The various statements about remote segments and inferred segments elude to an absence of intermediate or in-process spans, and absence of spans that originate without an incoming call. This will happen a lot.. there will definitely be intermediate spans in routine tracing.

Ex A calls B, but along the way there are several sub-operations in-between. or A calls B, but it wasn't due to an incoming call, rather a schedule or a circumstance of bootstrap.

So there's one thing to clarify, which is the presence of intermediate spans, representing local activity, sometimes that local activity is the root span.

On the other hand there's a strange circumstance of an assumption that you always know the name of a remote downstream. Such an assumption is so unrealistic I feel it is more likely we just aren't on the same page at all. I'm cc'ing abhishek maybe we can find a more direct way to collaborate as cadence like this isn't likely to resolve things quickly.

@abhiksingh, I will be in Boston prior to a meeting 9th July. Any chance we can do a video call or even better something in-person to run through various interop things between Zipkin and AWS X-Ray? cc also @devinsba who is timezone close for such a thing.

robyf commented 6 years ago

AWS is asking to have a phone call with me, but I start feeling I'll be just the man-in-the-middle here adding little if not no value at all. Plus the timing will be inconvenient because I'm located in Finland and the AWS X-Ray team somewhere in the PST time zone. Could I suggest AWS to have some kind of video calls with you guys instead?

codefromthecrypt commented 6 years ago

yeah this was my suggestion. i am in Malaysia but on july 9 i am in boston much closer. can certainly do something meanwhile too like next week end of their day. you can have someone reach out directly if july is too late.

appreciated!

robyf commented 6 years ago

I just replied them asking to have the call done between you and them directly. Hopefully they'll be ok with it!

robyf commented 6 years ago

The AWS X-Ray service team is ok to have the call with you, could you pass me your contact details? I'll forward those to the support contact.

codefromthecrypt commented 6 years ago

Abhishek made a meeting already. I created a google doc to put some key questions/discussion points in

https://docs.google.com/document/d/1ZFg2SX2DUJFRE8MpodV9DL9uYgNHe-90PMQIb1DrY8k/edit

On Wed, Jun 27, 2018 at 12:38 PM, robyf notifications@github.com wrote:

The AWS X-Ray service team is ok to have the call with you, could you pass me your contact details? I'll forward those to the support contact.

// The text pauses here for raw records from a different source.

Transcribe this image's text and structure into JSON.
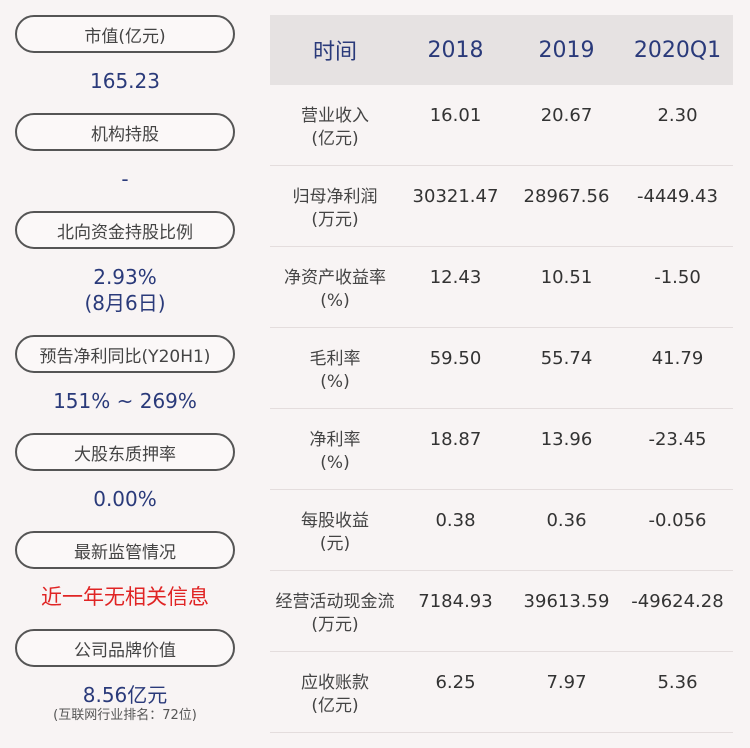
{
  "sidebar": {
    "items": [
      {
        "label": "市值(亿元)",
        "value": "165.23"
      },
      {
        "label": "机构持股",
        "value": "-"
      },
      {
        "label": "北向资金持股比例",
        "value": "2.93%",
        "value2": "(8月6日)"
      },
      {
        "label": "预告净利同比(Y20H1)",
        "value": "151% ~ 269%"
      },
      {
        "label": "大股东质押率",
        "value": "0.00%"
      },
      {
        "label": "最新监管情况",
        "value": "近一年无相关信息"
      },
      {
        "label": "公司品牌价值",
        "value": "8.56亿元",
        "note": "(互联网行业排名：72位)"
      }
    ]
  },
  "table": {
    "headers": [
      "时间",
      "2018",
      "2019",
      "2020Q1"
    ],
    "rows": [
      {
        "name": "营业收入",
        "unit": "(亿元)",
        "values": [
          "16.01",
          "20.67",
          "2.30"
        ]
      },
      {
        "name": "归母净利润",
        "unit": "(万元)",
        "values": [
          "30321.47",
          "28967.56",
          "-4449.43"
        ]
      },
      {
        "name": "净资产收益率",
        "unit": "(%)",
        "values": [
          "12.43",
          "10.51",
          "-1.50"
        ]
      },
      {
        "name": "毛利率",
        "unit": "(%)",
        "values": [
          "59.50",
          "55.74",
          "41.79"
        ]
      },
      {
        "name": "净利率",
        "unit": "(%)",
        "values": [
          "18.87",
          "13.96",
          "-23.45"
        ]
      },
      {
        "name": "每股收益",
        "unit": "(元)",
        "values": [
          "0.38",
          "0.36",
          "-0.056"
        ]
      },
      {
        "name": "经营活动现金流",
        "unit": "(万元)",
        "values": [
          "7184.93",
          "39613.59",
          "-49624.28"
        ]
      },
      {
        "name": "应收账款",
        "unit": "(亿元)",
        "values": [
          "6.25",
          "7.97",
          "5.36"
        ]
      }
    ]
  }
}
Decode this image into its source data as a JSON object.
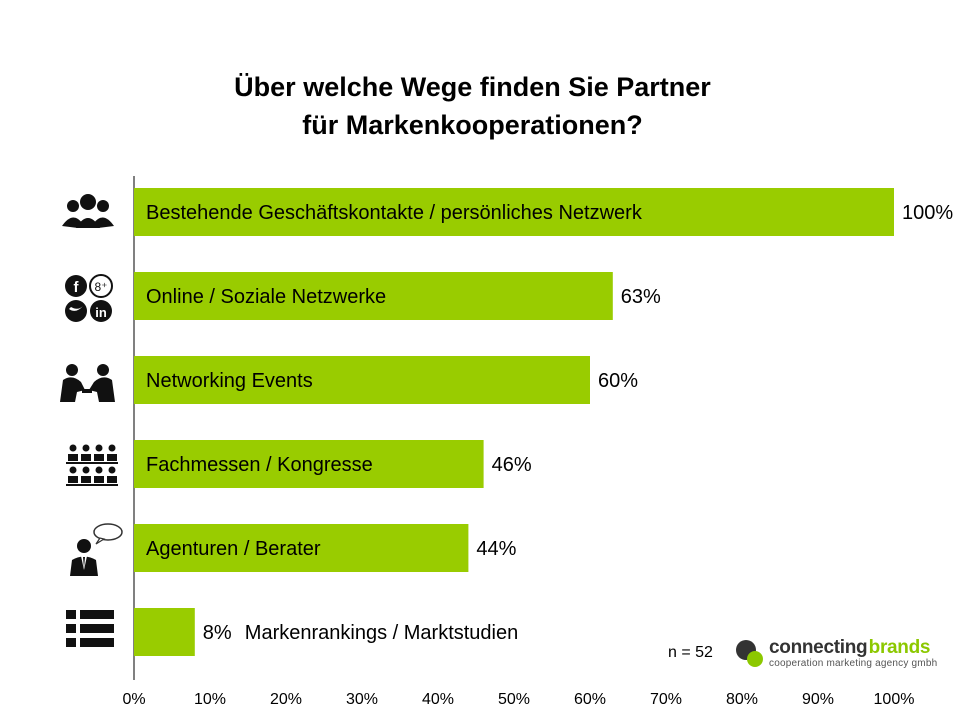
{
  "title_lines": [
    "Über welche Wege finden Sie Partner",
    "für Markenkooperationen?"
  ],
  "chart_data": {
    "type": "bar",
    "orientation": "horizontal",
    "categories": [
      "Bestehende Geschäftskontakte / persönliches Netzwerk",
      "Online / Soziale Netzwerke",
      "Networking Events",
      "Fachmessen / Kongresse",
      "Agenturen / Berater",
      "Markenrankings / Marktstudien"
    ],
    "values": [
      100,
      63,
      60,
      46,
      44,
      8
    ],
    "value_labels": [
      "100%",
      "63%",
      "60%",
      "46%",
      "44%",
      "8%"
    ],
    "xlim": [
      0,
      100
    ],
    "x_ticks": [
      "0%",
      "10%",
      "20%",
      "30%",
      "40%",
      "50%",
      "60%",
      "70%",
      "80%",
      "90%",
      "100%"
    ],
    "bar_color": "#99cc00",
    "grid": false
  },
  "icons": [
    "people-group-icon",
    "social-media-icon",
    "handshake-meeting-icon",
    "audience-seats-icon",
    "consultant-speech-icon",
    "list-icon"
  ],
  "sample_size": "n = 52",
  "logo": {
    "name_part1": "connecting",
    "name_part2": "brands",
    "tagline": "cooperation marketing agency gmbh",
    "accent_color": "#8cc800",
    "dark_color": "#333333"
  }
}
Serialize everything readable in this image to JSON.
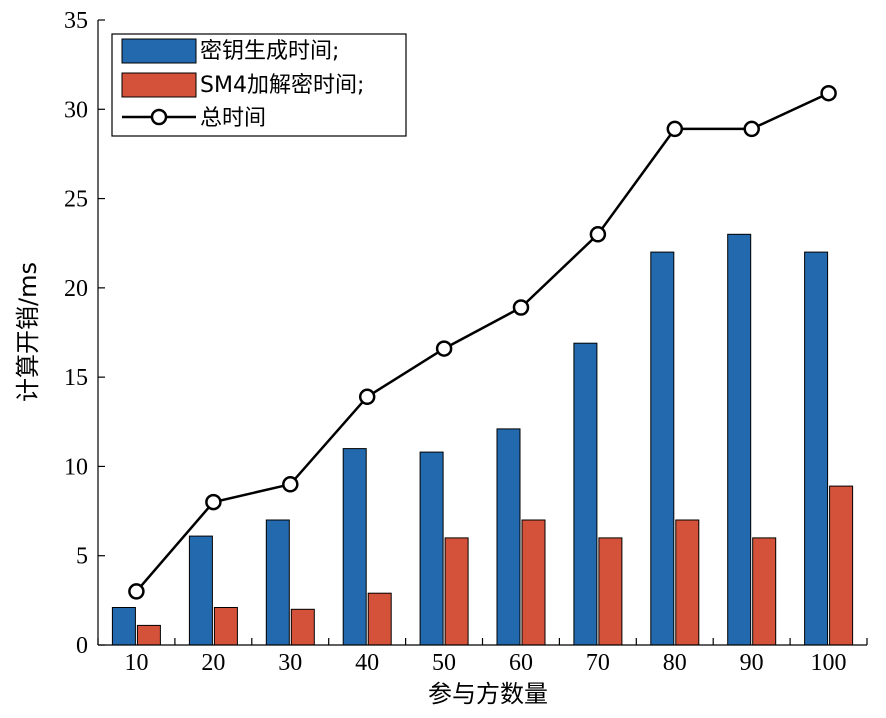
{
  "chart_data": {
    "type": "bar",
    "xlabel": "参与方数量",
    "ylabel": "计算开销/ms",
    "categories": [
      "10",
      "20",
      "30",
      "40",
      "50",
      "60",
      "70",
      "80",
      "90",
      "100"
    ],
    "ylim": [
      0,
      35
    ],
    "yticks": [
      "0",
      "5",
      "10",
      "15",
      "20",
      "25",
      "30",
      "35"
    ],
    "series": [
      {
        "name": "密钥生成时间;",
        "kind": "bar",
        "color": "#2369AE",
        "values": [
          2.1,
          6.1,
          7.0,
          11.0,
          10.8,
          12.1,
          16.9,
          22.0,
          23.0,
          22.0
        ]
      },
      {
        "name": "SM4加解密时间;",
        "kind": "bar",
        "color": "#D5523A",
        "values": [
          1.1,
          2.1,
          2.0,
          2.9,
          6.0,
          7.0,
          6.0,
          7.0,
          6.0,
          8.9
        ]
      },
      {
        "name": "总时间",
        "kind": "line",
        "color": "#000000",
        "marker": "circle",
        "values": [
          3.0,
          8.0,
          9.0,
          13.9,
          16.6,
          18.9,
          23.0,
          28.9,
          28.9,
          30.9
        ]
      }
    ],
    "grid": false,
    "legend_position": "top-left"
  }
}
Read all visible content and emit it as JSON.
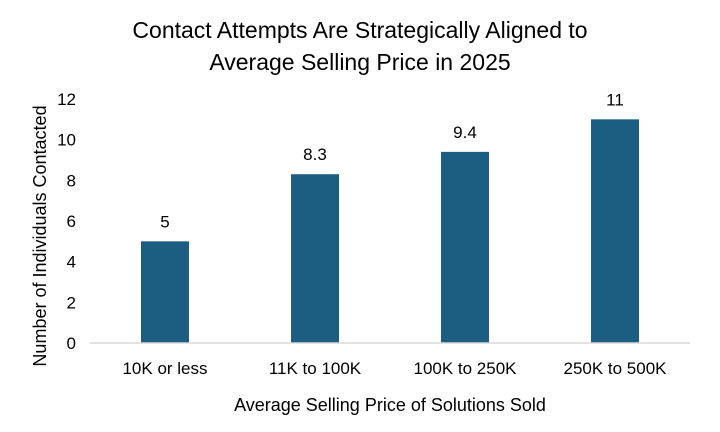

— You are receiving this because you were mentioned. Reply to this email directly, view it on GitHub https://github.com/openzipkin/zipkin-aws/pull/88#issuecomment-400540424, or mute the thread https://github.com/notifications/unsubscribe-auth/AAD61whAy1MHtbRDWb9cWI-cfQTVhqTKks5uAwxggaJpZM4UNlNX .

codefromthecrypt commented 6 years ago

plan resulting from feedback from meeting with AWS

For the remote subsegment name, use a fallback model:

When users report a problem, tell them to configure a valid remote service name (possibly by decorating a reporter if there's no other way).

Also tell users to fix or ask for fixes when there is double-instrumentation (client child of client) as this is a problem and affects statistics. Meanwhile, Amazon will look into skipping bad data when rendering the service graph on their end.